To address these concerns, Flaherty and colleagues (
4) described the responsibilities of the different disciplines working in the schools and illustrated how effective interdisciplinary teams can form and operate. The various disciplines—counseling, nursing, psychiatry, psychology, and social work—have overlapping areas of expertise. However, each has its own unique set of core skills. Increasing a group's awareness of what each member can contribute helps reduce confusion and enhances effective collaboration (
16). It is particularly important to educate teachers about the expertise and skills of mental health professionals, because many teachers have not had opportunities to work with mental health professionals. Communication, establishment of clear and achievable goals, and expectations for emotional and behavioral change can prevent or minimize tensions between professionals.
An overarching goal is for mental health professionals and education staff to develop respect for each other's skills and talents. Generally, services improve significantly when respect and mutual trust are established. Establishing trust requires clearly defined roles and expectations; mutual understanding of the unique challenges of working in schools, including challenges related to legal and ethical issues; and cross-training and sharing of discipline-specific knowledge (
3,
4).
A key question in this work is how to effectively join resources and staff of community health and education agencies to expand the continuum of services available in the schools (
16,
27). An initial step is to bring leaders and staff from the agencies together with community stakeholders and to identify neighborhoods and schools with the greatest need for these services. The highest priority for new services should be given to schools in which children are at high risk because of such problems as neighborhoods characterized by high poverty and crime rates and schools characterized by transient students and poor academic performance. However, in most communities all schools would benefit from expanded and improved mental health services.

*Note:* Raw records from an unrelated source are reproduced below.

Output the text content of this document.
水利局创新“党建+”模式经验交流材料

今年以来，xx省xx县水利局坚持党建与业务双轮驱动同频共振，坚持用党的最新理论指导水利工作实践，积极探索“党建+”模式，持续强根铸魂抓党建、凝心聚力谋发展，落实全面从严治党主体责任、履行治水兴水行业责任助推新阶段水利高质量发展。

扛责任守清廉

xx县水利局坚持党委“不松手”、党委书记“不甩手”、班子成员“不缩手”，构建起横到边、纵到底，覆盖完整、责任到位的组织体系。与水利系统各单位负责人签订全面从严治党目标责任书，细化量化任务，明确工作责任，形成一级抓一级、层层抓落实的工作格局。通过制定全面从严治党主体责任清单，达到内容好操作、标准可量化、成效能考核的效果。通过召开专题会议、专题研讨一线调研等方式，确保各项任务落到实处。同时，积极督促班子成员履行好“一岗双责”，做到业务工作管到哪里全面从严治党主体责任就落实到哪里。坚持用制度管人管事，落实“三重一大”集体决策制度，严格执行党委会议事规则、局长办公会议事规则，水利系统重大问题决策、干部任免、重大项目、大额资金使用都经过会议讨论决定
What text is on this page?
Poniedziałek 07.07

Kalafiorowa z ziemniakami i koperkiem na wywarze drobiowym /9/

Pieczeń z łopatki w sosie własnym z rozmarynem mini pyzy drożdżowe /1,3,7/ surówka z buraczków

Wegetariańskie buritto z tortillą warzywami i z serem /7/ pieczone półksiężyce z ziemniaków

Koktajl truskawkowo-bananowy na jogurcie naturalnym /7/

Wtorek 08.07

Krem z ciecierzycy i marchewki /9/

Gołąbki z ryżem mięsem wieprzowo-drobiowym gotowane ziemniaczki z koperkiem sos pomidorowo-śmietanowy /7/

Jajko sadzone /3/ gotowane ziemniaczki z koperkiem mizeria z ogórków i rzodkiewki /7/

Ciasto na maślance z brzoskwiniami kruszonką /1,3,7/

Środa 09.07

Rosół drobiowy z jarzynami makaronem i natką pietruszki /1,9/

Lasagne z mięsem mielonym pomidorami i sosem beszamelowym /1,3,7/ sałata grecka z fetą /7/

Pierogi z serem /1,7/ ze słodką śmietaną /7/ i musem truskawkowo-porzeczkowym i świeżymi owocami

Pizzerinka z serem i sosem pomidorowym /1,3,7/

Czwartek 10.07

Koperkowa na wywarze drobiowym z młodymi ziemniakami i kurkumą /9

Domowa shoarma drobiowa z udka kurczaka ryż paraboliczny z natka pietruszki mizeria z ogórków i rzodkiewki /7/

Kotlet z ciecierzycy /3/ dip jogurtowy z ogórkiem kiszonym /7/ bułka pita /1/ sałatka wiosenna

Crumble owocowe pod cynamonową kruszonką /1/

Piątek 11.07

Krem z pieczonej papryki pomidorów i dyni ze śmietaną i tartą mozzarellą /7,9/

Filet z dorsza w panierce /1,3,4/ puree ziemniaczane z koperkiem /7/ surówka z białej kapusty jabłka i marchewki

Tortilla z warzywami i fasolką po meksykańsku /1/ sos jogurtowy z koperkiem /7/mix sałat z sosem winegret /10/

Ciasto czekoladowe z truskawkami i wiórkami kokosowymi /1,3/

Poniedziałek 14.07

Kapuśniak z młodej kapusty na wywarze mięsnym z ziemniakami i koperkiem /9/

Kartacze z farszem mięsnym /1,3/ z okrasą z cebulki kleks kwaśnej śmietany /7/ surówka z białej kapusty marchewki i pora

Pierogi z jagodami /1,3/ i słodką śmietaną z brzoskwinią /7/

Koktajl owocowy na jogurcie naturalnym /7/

After a school has been selected, the next step is to develop an approach to service provision that meets the full spectrum of needs. The needs assessment described above lays the foundation for the development of services to meet local needs.
Any reform effort must confront the reality that the mental health needs of children and adolescents far outstrip our ability to respond to them. Thus we must ration prevention and care programs. How do we allocate services to ensure that the needs of youths in our most troubled schools are met and that the schools most receptive—and thus responsive—to system change are targeted (
16)? Unfortunately, the neediest schools are often the ones that are the least receptive to change. Severe sociodemographic problems often contribute to an "entropy" that blocks a school's responsiveness to innovation. The ultimate goal should be the development of adequate funding to provide a full continuum of prevention, mental health promotion, early intervention, and treatment services in all schools.